Various publications have shed light on the surgical outcomes in patients with sickle cell disease, with most of these involving orthopedic, general surgical, and otorhinolaryngological procedures.[ 16 29 ] However, there is a paucity of information on the outcome of brain surgery in sickle cell disease patients, especially in sub-Saharan Africa. Koshy et al. noted in their series that non-sickle cell disease-related postoperative complications occurred less frequently following general anesthesia compared to local and regional anesthesia. They also observed that sickle cell disease-related postoperative complications were higher in Hb SS patients who undergo regional anesthesia compared with general and local anesthesia.[ 16 ] In a series of orthopedic surgery in patients with sickle cell disease, the “serious” complication rate was 67%. This included excessive blood loss, sickle cell crisis, and blood transfusion complications.[ 29 ] The mortality rate in the same study was 1.4%.[ 29 ] Morbidity (33.3%) and mortality (11.1%) rates in our series were higher compared to those of previous outcome studies of Koshy et al., Coker et al., and Hankinson et al.[ 6 15 16 ] It should be noted that in some of these studies, the patient populations were dissimilar to ours with respect to the type of procedure done and (procedure-associated) risk level.

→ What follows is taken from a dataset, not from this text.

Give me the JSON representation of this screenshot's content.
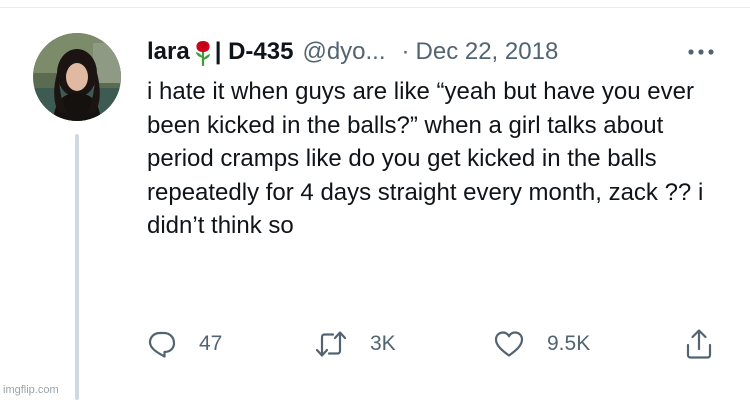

All the nondeath complications in our patients were successfully managed. Only one patient in our series had postoperative sepsis, which was related to a preoperative infected, plated, and malunited right femoral fracture. He subsequently had implant removal and modified Belfast procedure by the orthopedic team. The presence of comorbidities did not reflect negatively on the outcome in our series. One of the patients had vaso-occlusive crisis following debridement and elevation of an open depressed right frontal fracture, which was secondary to preoperative sepsis. She in fact had a vaso-occlusive crisis in the immediate preoperative period. The mortality was in a 50-year-old Hb SC patient, with a giant pituitary tumor who had an endoscopic transsphenoidal resection, which was terminated on account of excessive intraoperative blood loss (1500 ml). She was transfused with three units of whole blood and a unit of fresh frozen plasma. The patient's preoperative and postoperative packed cell volumes were 34% and 35%, respectively. She had transient diabetes insipidus postoperatively but remained neurologically intact. The patient had a sudden neurologic deterioration 17 h later, with no intracranial complication on cranial computerized tomography scan. This necessitated endotracheal intubation and mechanical ventilation. The neurologic status worsened progressively, and she died on the fifth-day postoperation. An autopsy revealed residual pituitary tumor, lobar pneumonia, benign nephrosclerosis, hepatomegaly, fatty liver, and splenomegaly (with acute congestion). Could the hemorrhagic complication have been caused by sickle cell hepatopathy or was it purely a surgical complication? The mortality may be as much related to the procedure as it was to the patient's sickle cell disease. The only other type of hemoglobinopathy in our study aside sickle cell disease was Hb CC, which constituted 0.08% of all cases done over the study period. At follow-up, which ranged between 2 months and 5 years, six of the patients representing eight (88.9%) of the procedures were alive and well.


Neurosurgery is possible and safe in patients with hemoglobin disorders. Proper preoperative preparation, meticulous anesthesia/surgery, and excellent postoperation care can help improve outcome.